隠れるのが下手だった。

逃げ足の才能は無かった。

よく探検して、ことごとく見つかった。

おばあちゃんの不審そうな顔に、必死で言い訳をしていたっけ。

でも、家と家の間のあの細い隙間を、泥棒みてえに歩くのが、俺のお気に入りだったんだ。

 

他人が使った物に著しく興味があった。

あんた方が所有していたのに、『いらない』と言われた物たちのことさ。

確かに、俺が見ても『いらない』のだけれど、他人が使っていたというだけで酷く魅力的に思えたんだ。

だから欲しいと思った。

欲しい、のは、本当だったんだ。

 

価値の無いものに価値を付けたがる俺は、間違いなく小汚い窃盗犯の気質だった。

だけど、今まで犯罪を起こさずに来れたのは、一体何故なんだろう。

誰でも間違いを起こすのに、いつ道を踏み外してもおかしくは無いのに、たとえどんな優等生が犯罪をしたって疑う権利は無いでしょうに、だからそれが俺でもきっと許されるはずなのに。

選りに選って逃げも隠れもしないから、こんな目に遭うのかよ?

 

君には、"ストッパー役"ってのがいたりするんかな。

俺はね、来世も前世もどこもかしこも八方塞がりよ。

念を押されてる、切り崩しが効かないのはその訳さ。

 

「お天道様が見てるって話?」

 

いやいや、そんな迷信みたいな空ろな内容、持ち出してくれるな、俺の方が心底がっかりします。

お嬢ちゃん、お坊ちゃん、これはリアルでしかねえんだよ、ああ、君らは、一体どんなブレーキを持った大人になるのかなあ!

……世の中にはね、全く止まれない人間と、止まったまんまの人間がいるってもんなのです。

俺?

俺はね、はあ全く、電柱みたいな奴なんだと、あの樹々みたいにそよぎもしない。

突っ立てるだけで面白味もないけど、地中に潜ってもいられない。

こんな鉄鉛みたいに育っちまっても、陽の光は浴びたいものだよ。

だからお天道様が見ているんじゃなく、俺の方から見せてやっているって話だ。

そう、人生は積極性!

ほら意気込んでみな、空が明るくなるだろう。

 

分かる、分かる。

背丈が小さい頃は視界が限られるから、上から降ってくる大人の声によくビクビクしたものだ。

何処の誰の怒声なのか、気付くのが物凄く遅れたんだよね。

今になって思うよ。

あの時良くも邪魔してくれやがったな、と。
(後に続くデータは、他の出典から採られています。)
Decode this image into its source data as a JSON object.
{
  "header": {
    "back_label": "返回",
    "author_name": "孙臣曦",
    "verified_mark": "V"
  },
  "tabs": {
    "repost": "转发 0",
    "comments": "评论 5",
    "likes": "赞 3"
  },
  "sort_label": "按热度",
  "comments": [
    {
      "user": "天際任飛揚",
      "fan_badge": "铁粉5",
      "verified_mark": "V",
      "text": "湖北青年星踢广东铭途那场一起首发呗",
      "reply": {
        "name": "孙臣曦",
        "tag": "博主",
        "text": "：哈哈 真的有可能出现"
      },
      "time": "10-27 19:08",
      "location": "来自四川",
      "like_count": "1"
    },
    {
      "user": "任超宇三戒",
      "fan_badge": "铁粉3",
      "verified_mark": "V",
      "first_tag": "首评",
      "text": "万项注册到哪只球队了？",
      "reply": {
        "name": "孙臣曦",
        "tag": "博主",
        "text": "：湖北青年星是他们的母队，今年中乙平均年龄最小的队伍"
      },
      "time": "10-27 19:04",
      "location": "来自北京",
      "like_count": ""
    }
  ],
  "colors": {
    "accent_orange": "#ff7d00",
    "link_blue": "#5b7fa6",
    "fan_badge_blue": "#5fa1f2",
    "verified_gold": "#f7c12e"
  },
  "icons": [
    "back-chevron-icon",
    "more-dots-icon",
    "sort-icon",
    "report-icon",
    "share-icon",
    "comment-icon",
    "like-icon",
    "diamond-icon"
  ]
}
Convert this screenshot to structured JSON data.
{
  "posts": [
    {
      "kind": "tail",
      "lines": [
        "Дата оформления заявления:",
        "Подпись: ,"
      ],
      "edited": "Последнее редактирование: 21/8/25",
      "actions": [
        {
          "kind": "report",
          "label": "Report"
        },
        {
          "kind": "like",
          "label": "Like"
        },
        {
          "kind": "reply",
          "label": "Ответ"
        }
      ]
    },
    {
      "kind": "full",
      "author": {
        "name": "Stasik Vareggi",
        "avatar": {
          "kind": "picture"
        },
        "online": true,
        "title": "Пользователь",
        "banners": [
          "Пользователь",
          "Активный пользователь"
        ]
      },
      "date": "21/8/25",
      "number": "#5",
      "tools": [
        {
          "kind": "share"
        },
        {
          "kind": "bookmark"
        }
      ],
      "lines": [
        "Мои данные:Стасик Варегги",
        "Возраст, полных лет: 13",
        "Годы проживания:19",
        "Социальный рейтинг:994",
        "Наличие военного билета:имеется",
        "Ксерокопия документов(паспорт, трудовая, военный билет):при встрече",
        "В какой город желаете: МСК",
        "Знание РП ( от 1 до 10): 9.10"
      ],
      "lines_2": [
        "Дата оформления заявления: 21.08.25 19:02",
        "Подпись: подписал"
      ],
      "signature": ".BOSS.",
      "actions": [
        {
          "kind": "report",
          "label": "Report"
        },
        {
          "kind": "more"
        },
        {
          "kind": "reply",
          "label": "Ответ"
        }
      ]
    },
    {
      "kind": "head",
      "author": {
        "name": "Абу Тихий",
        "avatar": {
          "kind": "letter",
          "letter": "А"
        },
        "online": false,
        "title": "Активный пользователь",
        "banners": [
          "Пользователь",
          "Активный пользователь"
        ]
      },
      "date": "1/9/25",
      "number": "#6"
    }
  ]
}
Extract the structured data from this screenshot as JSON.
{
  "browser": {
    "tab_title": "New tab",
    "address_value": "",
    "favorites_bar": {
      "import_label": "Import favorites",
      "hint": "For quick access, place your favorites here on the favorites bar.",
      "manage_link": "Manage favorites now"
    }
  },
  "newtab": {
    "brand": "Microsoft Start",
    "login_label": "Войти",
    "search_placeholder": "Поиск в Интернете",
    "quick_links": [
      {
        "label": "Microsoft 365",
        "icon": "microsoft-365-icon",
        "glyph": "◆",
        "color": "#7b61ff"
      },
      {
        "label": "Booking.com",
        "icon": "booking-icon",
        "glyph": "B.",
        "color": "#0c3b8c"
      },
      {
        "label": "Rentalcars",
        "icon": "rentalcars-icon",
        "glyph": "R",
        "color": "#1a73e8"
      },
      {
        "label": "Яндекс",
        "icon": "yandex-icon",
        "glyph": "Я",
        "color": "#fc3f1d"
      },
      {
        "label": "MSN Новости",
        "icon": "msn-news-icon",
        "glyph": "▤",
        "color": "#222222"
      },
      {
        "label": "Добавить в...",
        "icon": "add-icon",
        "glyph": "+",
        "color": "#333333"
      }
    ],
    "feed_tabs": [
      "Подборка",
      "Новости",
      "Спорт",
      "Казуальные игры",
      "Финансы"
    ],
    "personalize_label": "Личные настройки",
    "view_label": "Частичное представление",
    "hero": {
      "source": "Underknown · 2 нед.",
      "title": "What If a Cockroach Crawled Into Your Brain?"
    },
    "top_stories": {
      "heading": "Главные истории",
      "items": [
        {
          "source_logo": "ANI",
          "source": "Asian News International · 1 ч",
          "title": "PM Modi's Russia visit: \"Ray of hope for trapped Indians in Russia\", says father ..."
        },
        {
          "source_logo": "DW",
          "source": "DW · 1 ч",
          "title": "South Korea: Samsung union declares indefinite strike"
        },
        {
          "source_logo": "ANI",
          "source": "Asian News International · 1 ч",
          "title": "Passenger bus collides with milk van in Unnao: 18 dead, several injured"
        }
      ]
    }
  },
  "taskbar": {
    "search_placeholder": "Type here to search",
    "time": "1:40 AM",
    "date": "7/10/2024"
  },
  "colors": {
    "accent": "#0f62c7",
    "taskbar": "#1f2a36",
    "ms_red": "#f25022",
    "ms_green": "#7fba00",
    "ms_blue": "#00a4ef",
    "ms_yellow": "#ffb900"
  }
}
……

 

綺麗に敷き詰められた砂利も、整えられた庭も、俺は全部知っていた。

気に入った石は拾って帰ったし、目に入った花は摘んだし、人の目を盗んだ。

当然良く思わないだろうよ。

小さい子供がやっているだけで、実際ただの泥棒だもの。

そんなに沢山は盗らなかったと思うのだけど、どうも物だけじゃないらしい、俺が踏み入れた場所は、"荒らした"という表現が正しくて、しかもそれは具体的な場所だけを示しているのではなく、多分内側、心と呼ばれる、この手で摘むことのできない所まで、俺は忍ばせてしまったらしい。

何を?

何を、って、それはもちろん、『魔の手』だよ。

俺のこの手以外に何がある。

悪を決めるのは、頭や目や口ではないよ、いつだってこの両手なんだ。

俺は小さい頃からこの手を使って、目の端で捉えた小さな興味を、悪とも知らずに集めてきてしまった。

多分ね、今もあの引き出しの奥に、大事にしまってあると思うんだ。

 

 

逃げも隠れもできなかった俺にとっては、周りの大人が悪だと言っても、その全てが思い出せる確かな記憶です。

大人を作るのは碌でもない記憶です。

綺麗さっぱり忘れて生きるか、古傷のように時たまに嗜んで生きるか、そのどちらも曖昧にしていれば、鉄柱のような男が夕闇の地を黙って刺す、少年少女、子供の頃の闇は、せめて黄昏にしておいで。……

 

 

まだ無垢な少年に、あんな不審な顔をするなんて、俺はよっぽど嫌な子供だったんだ。